Não é devido a um decreto absoluto de condenação, conforme ensinam os calvinistas que mantem o erro realmente diabólico de que tais pessoas não podem ser salvas porque Cristo não sofreu nem expiou os pecados delas nem as redimiu." Ha uma opinião atual de que certo Spiera havia cometido o pecado contra o Espirito Santo. Ele havia chegado a conhecer a verdade evangélica, mas a renunciou duas vezes, a segunda vez sob juramento. Ele entrou num estado mental terrível. Todos podiam ver que ele estava sofrendo os tormentos do inferno. Todas as tentativas de conforta-lo falharam.
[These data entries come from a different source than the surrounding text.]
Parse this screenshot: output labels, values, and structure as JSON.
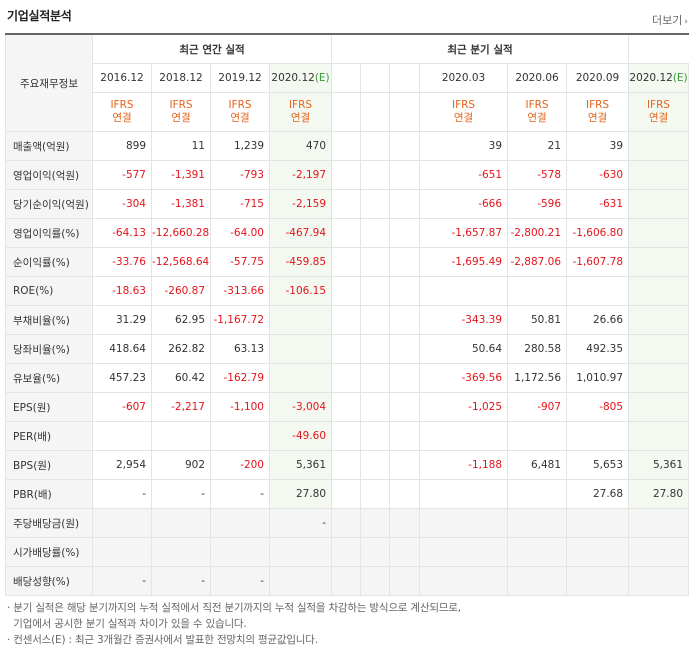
{
  "title": "기업실적분석",
  "more": "더보기",
  "header": {
    "corner": "주요재무정보",
    "annual_title": "최근 연간 실적",
    "quarter_title": "최근 분기 실적",
    "annual_periods": [
      "2016.12",
      "2018.12",
      "2019.12",
      "2020.12"
    ],
    "quarter_periods": [
      "2020.03",
      "2020.06",
      "2020.09",
      "2020.12"
    ],
    "estimate_mark": "(E)",
    "ifrs_top": "IFRS",
    "ifrs_bottom": "연결"
  },
  "rows": [
    {
      "label": "매출액(억원)",
      "a": [
        "899",
        "11",
        "1,239",
        "470"
      ],
      "q": [
        "39",
        "21",
        "39",
        ""
      ]
    },
    {
      "label": "영업이익(억원)",
      "a": [
        "-577",
        "-1,391",
        "-793",
        "-2,197"
      ],
      "q": [
        "-651",
        "-578",
        "-630",
        ""
      ]
    },
    {
      "label": "당기순이익(억원)",
      "a": [
        "-304",
        "-1,381",
        "-715",
        "-2,159"
      ],
      "q": [
        "-666",
        "-596",
        "-631",
        ""
      ]
    },
    {
      "label": "영업이익률(%)",
      "a": [
        "-64.13",
        "-12,660.28",
        "-64.00",
        "-467.94"
      ],
      "q": [
        "-1,657.87",
        "-2,800.21",
        "-1,606.80",
        ""
      ]
    },
    {
      "label": "순이익률(%)",
      "a": [
        "-33.76",
        "-12,568.64",
        "-57.75",
        "-459.85"
      ],
      "q": [
        "-1,695.49",
        "-2,887.06",
        "-1,607.78",
        ""
      ]
    },
    {
      "label": "ROE(%)",
      "a": [
        "-18.63",
        "-260.87",
        "-313.66",
        "-106.15"
      ],
      "q": [
        "",
        "",
        "",
        ""
      ]
    },
    {
      "label": "부채비율(%)",
      "a": [
        "31.29",
        "62.95",
        "-1,167.72",
        ""
      ],
      "q": [
        "-343.39",
        "50.81",
        "26.66",
        ""
      ]
    },
    {
      "label": "당좌비율(%)",
      "a": [
        "418.64",
        "262.82",
        "63.13",
        ""
      ],
      "q": [
        "50.64",
        "280.58",
        "492.35",
        ""
      ]
    },
    {
      "label": "유보율(%)",
      "a": [
        "457.23",
        "60.42",
        "-162.79",
        ""
      ],
      "q": [
        "-369.56",
        "1,172.56",
        "1,010.97",
        ""
      ]
    },
    {
      "label": "EPS(원)",
      "a": [
        "-607",
        "-2,217",
        "-1,100",
        "-3,004"
      ],
      "q": [
        "-1,025",
        "-907",
        "-805",
        ""
      ]
    },
    {
      "label": "PER(배)",
      "a": [
        "",
        "",
        "",
        "-49.60"
      ],
      "q": [
        "",
        "",
        "",
        ""
      ]
    },
    {
      "label": "BPS(원)",
      "a": [
        "2,954",
        "902",
        "-200",
        "5,361"
      ],
      "q": [
        "-1,188",
        "6,481",
        "5,653",
        "5,361"
      ]
    },
    {
      "label": "PBR(배)",
      "a": [
        "-",
        "-",
        "-",
        "27.80"
      ],
      "q": [
        "",
        "",
        "27.68",
        "27.80"
      ]
    },
    {
      "label": "주당배당금(원)",
      "a": [
        "",
        "",
        "",
        "-"
      ],
      "q": [
        "",
        "",
        "",
        ""
      ]
    },
    {
      "label": "시가배당률(%)",
      "a": [
        "",
        "",
        "",
        ""
      ],
      "q": [
        "",
        "",
        "",
        ""
      ]
    },
    {
      "label": "배당성향(%)",
      "a": [
        "-",
        "-",
        "-",
        ""
      ],
      "q": [
        "",
        "",
        "",
        ""
      ]
    }
  ],
  "notes": [
    "· 분기 실적은 해당 분기까지의 누적 실적에서 직전 분기까지의 누적 실적을 차감하는 방식으로 계산되므로,",
    "  기업에서 공시한 분기 실적과 차이가 있을 수 있습니다.",
    "· 컨센서스(E) : 최근 3개월간 증권사에서 발표한 전망치의 평균값입니다."
  ],
  "colors": {
    "negative": "#e4141a",
    "ifrs": "#e4641a",
    "estimate_bg": "#f3f9f0",
    "estimate_mark": "#3a9a3a"
  }
}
Paul Vergerius atendeu-lhe em sua enfermidade e lhe ministrou o consolo do Evangelho. No entanto, todos os nossos teólogos mantem a certeza de que Spiera não cometeu o pecado contra o Espirito Santo, porque ele condenou o pecado e estava convencido de que merecia a condenação eterna. Seu pecado foi desespero pela misericórdia de Deus. Além do mais, a razão pela qual Spiera renunciou a verdade foi que temia ser queimado pelos romanistas. O relato de Quenstedt sobre Spiera é citado no Compendia de Baier, Parte II, p. 328. O caso de Spiera é uma advertência solene e importante para todos os tempos. Forneceu a Vergerius o impulso final para desistir do papado, quando ele viu a agonia infernal que uma pessoa que renuncia a verdade evangélica tinha de sofrer.

Por Carl Ferdinand Wilhelm Walther, A correta distinção entre Lei e Evangelho, Pag: 339-346.